Gadamer compares tradition to authority in the same way by saying that the Enlightenment denigrated tradition just as it did authority. He then asks,

Does understanding in the human sciences understand itself correctly when it relegates the whole of its own historicality to the position of prejudices from which we must free ourselves? That there is an element of tradition active in the human sciences, despite the methodological nature of its procedures, an element that constitutes its real nature and is its distinguishing mark, is immediately clear…(p. 251).

And again,

The anticipation of meaning that governs our understanding of a text is not an act of subjectivity, but proceeds from the communality that binds us to the tradition (p. 261).

And

Therefore, if we ask what are the sources of our prejudices, and especially those prejudices which open us to experience, then we must turn to the past, to tradition, and to the proper authority (based on knowledge) which implants these prejudices (p. 130). Using this definition, culture can be considered to be a proper authority which implants our prejudices. From this perspective, it can be seen that it is unrealistic to attempt to study human sciences from a prejudice-free perspective. In fact, it is by looking to the tradition, or in the culture bump, to one’s own culture, that something traditional or universal can be found with which to relate to the Other.

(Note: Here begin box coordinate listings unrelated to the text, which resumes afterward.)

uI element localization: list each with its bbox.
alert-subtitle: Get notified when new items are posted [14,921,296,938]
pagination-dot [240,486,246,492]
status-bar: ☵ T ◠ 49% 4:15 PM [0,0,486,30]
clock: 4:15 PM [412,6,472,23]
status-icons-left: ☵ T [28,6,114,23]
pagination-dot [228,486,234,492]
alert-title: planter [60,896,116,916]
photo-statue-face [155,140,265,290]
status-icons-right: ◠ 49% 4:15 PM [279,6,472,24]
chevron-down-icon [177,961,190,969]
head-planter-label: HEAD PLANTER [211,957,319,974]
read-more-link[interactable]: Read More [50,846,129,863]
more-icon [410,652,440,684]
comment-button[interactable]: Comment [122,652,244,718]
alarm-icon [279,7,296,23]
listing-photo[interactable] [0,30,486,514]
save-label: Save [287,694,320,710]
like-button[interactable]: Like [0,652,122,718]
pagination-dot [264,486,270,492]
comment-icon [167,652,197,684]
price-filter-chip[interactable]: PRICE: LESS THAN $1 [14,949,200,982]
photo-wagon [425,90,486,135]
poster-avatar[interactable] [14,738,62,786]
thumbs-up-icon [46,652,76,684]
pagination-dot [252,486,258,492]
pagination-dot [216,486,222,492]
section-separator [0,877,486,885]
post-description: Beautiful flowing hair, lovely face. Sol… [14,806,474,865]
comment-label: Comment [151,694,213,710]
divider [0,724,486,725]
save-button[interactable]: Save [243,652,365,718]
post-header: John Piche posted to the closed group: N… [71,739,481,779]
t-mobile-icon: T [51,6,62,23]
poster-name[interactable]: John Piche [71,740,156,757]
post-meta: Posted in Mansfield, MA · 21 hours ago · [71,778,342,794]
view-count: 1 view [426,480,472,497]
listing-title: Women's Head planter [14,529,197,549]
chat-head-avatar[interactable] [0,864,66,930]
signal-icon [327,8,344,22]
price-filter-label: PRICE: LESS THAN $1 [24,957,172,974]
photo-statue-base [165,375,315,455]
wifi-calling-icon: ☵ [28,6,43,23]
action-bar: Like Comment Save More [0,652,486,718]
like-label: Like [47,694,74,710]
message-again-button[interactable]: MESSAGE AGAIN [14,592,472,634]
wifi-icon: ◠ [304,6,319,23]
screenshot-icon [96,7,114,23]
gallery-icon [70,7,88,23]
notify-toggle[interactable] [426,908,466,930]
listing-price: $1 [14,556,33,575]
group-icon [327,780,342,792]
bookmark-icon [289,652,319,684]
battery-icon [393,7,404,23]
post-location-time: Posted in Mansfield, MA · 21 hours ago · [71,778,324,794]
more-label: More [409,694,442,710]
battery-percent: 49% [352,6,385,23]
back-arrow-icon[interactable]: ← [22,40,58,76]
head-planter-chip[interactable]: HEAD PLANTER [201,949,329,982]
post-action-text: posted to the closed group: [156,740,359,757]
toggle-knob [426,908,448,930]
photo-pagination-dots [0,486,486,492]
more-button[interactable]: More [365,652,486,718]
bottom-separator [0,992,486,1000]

Therefore, according to Gadamer, it is impossible for a human being to bracket his or her prejudices when trying to investigate in the human sciences, because as he explains in Truth and Method, Man is constitutive of his prejudices. Furthermore, Man’s attempt to be purely objective would be undesirable even if this were possible in as much as it is those prejudices that allow for the possibility of understanding another human being. This can be compared to the process of translating from one language to another. Because an individual has a language (or rather a language is constitutive of who the individual is), he or she is able to translate, i.e. “understand” another language. Thus in translating from English to Spanish, English speakers need to be cognizant of the ways in which their multiple vowel system interferes with their understanding of the five vowel system in Spanish, in the same way that Gadamer (1975) says that an hermeneutical understanding requires that an individual become so conscious of his or her own prejudices that he or she actually assimilates them. Therefore, according to Gadamer, it is necessary that prejudice be rehabilitated. The culture bump reflects this perspective on prejudice in that the process is viewed not as a way of eliminating prejudices, but rather as a way of identifying them, and acknowledging them and thereby removing them from the intersubjective, unconscious status in which they normally exist.

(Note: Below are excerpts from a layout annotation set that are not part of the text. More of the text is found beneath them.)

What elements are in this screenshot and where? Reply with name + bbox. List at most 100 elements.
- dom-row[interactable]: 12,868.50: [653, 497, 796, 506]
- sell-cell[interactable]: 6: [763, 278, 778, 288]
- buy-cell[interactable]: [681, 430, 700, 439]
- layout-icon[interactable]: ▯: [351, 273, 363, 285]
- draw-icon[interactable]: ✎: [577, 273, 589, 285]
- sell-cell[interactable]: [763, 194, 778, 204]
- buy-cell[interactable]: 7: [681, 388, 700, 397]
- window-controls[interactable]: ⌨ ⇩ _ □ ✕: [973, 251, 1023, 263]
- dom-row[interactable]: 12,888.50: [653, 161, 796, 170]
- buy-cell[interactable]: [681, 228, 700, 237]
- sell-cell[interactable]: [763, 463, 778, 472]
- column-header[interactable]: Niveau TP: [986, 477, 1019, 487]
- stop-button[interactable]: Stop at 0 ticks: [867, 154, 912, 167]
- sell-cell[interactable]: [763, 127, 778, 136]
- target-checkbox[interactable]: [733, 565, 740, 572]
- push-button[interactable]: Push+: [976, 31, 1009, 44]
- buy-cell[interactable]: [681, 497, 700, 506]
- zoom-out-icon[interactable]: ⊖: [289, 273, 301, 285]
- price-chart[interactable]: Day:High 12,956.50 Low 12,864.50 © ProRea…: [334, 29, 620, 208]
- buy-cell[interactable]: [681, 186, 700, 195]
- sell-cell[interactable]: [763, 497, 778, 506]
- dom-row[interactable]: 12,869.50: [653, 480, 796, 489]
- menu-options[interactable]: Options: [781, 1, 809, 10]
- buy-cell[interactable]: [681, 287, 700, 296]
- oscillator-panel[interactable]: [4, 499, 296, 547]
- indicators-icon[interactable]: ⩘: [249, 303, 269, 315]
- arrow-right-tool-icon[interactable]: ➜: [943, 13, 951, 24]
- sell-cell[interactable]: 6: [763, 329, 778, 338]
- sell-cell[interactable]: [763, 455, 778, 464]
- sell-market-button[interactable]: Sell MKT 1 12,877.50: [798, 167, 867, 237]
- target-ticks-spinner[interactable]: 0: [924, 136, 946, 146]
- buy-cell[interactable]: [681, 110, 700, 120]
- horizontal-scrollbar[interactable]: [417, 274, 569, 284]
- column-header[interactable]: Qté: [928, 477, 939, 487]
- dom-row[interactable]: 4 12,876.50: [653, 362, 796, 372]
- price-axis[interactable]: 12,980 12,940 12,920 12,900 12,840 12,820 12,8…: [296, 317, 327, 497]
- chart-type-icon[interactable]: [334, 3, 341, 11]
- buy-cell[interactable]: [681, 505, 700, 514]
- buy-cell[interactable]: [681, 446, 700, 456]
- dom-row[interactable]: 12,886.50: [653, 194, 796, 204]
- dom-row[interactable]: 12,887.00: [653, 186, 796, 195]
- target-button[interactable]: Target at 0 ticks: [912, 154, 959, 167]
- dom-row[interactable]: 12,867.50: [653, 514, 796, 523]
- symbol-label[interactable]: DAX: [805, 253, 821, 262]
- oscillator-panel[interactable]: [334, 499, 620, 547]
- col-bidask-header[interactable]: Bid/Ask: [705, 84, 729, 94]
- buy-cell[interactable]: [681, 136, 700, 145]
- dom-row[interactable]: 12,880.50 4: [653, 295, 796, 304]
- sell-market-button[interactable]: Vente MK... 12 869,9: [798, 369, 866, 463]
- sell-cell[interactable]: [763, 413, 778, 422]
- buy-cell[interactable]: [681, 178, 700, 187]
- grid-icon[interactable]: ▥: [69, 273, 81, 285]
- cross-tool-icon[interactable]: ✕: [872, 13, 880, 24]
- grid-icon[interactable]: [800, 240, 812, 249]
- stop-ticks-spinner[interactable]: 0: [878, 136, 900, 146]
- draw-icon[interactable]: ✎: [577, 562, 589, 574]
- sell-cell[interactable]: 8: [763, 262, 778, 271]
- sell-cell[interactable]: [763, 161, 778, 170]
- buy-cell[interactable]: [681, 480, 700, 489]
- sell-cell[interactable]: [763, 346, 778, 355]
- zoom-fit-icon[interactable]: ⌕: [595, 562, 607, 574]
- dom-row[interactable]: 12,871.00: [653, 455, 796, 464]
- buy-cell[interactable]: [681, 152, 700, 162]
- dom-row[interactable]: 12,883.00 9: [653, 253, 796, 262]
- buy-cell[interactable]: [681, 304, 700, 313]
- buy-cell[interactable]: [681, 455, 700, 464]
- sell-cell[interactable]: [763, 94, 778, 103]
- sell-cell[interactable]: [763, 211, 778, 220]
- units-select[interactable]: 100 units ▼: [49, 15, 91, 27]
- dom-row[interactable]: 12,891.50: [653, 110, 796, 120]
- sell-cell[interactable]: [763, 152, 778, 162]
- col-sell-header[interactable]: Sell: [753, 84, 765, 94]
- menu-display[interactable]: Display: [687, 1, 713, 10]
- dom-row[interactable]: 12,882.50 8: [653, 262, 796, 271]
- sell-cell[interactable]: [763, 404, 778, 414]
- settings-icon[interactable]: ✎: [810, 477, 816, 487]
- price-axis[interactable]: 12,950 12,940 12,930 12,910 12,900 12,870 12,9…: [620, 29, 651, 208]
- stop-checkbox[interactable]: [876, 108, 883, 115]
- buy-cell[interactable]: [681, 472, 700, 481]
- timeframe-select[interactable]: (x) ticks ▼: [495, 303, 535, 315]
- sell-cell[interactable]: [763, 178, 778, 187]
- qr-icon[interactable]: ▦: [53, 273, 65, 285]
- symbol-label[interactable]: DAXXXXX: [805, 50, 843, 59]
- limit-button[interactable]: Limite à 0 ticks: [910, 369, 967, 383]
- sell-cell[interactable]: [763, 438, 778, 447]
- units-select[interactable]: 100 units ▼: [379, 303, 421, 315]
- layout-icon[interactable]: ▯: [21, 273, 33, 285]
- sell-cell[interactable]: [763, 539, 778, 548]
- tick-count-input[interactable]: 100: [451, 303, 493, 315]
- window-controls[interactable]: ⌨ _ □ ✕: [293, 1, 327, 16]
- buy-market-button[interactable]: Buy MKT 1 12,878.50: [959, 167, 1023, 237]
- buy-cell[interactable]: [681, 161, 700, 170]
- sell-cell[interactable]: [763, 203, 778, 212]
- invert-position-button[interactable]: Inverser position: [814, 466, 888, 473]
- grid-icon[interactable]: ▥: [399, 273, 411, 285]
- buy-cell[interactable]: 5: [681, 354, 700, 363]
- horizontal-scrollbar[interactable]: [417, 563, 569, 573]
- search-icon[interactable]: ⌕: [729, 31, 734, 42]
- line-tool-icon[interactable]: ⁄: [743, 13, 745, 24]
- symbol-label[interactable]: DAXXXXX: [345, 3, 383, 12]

Another aspect of Gadamer’s theory provides an understanding of the culture bump theory’s definition of cultures as the repositories as well as manifestations of tradition. According to Gadamer,

Tradition is not simply a precondition into which we come, but we produce it ourselves, inasmuch as we understand, participate in the evolution of tradition and hence further determine it ourselves. Thus the circle of understanding is not a methodological circle, but instead describes an ontological structural element in understanding. (p. 161).

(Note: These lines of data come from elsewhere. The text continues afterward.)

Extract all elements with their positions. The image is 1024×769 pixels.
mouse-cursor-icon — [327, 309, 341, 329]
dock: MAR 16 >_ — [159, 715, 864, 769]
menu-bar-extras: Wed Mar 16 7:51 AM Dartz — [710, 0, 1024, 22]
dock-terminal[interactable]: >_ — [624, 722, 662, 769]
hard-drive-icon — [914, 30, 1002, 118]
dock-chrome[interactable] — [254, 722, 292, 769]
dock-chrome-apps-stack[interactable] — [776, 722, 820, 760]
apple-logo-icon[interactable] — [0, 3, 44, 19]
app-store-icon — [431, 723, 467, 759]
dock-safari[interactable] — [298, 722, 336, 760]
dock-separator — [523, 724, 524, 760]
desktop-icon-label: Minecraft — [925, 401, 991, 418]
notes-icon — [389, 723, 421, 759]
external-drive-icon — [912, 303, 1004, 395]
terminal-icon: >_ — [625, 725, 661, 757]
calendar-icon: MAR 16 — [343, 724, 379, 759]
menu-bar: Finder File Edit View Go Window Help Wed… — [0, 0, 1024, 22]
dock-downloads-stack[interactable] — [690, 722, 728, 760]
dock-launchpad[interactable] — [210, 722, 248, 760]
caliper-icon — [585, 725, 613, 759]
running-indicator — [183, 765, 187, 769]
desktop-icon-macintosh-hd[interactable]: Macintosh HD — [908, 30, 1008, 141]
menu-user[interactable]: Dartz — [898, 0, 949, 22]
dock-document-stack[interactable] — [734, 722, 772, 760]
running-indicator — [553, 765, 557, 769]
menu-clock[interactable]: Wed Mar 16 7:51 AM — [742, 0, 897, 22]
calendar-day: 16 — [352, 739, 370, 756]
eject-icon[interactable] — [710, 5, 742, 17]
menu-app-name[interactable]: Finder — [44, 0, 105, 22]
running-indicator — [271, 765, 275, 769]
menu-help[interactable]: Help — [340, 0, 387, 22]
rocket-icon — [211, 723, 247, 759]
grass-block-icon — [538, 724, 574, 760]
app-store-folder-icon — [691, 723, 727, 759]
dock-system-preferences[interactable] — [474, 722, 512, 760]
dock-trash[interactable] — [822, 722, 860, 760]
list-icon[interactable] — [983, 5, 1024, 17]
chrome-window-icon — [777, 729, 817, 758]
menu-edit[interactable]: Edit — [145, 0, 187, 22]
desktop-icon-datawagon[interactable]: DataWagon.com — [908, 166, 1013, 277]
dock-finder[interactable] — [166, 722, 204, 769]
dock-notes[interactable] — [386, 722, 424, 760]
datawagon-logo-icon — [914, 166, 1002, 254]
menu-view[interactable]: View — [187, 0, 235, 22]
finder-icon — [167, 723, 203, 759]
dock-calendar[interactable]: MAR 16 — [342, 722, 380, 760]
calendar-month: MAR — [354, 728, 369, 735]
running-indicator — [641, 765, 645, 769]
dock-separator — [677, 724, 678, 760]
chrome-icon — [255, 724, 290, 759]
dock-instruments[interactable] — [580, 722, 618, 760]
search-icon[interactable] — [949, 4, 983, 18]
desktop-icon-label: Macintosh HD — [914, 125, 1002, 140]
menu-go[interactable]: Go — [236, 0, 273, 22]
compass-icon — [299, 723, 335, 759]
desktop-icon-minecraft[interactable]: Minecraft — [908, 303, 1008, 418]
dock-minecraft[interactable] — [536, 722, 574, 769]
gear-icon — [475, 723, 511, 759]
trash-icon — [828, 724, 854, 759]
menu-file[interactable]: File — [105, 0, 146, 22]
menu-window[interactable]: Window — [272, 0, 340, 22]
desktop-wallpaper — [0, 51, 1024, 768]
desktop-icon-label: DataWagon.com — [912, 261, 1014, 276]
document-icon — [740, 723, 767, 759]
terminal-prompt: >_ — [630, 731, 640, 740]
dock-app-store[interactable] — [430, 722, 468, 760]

This understanding is the ultimate goal of culture bump methodology. The intention is for individuals to achieve an ontological understanding not only of themselves, but also of the other person from the contrast culture. The culture bump steps lead the individual who is taken aback by a difference from focusing on the individual from the contrast culture to focusing on his or her own expectations The insights that result from that self-reflective process are then reflected back to the Other. That individual then goes through the same circular reflection process. This process mirrors the hermeneutic circle described earlier.


Archer, C.M. (1991) Living with strangers in the USA: Communicating beyond culture. Englewood Cliffs, NG: Prentice-Hall. Gadamer, H. G. (1975). Truth and method. London, UK: Sheed and Ward.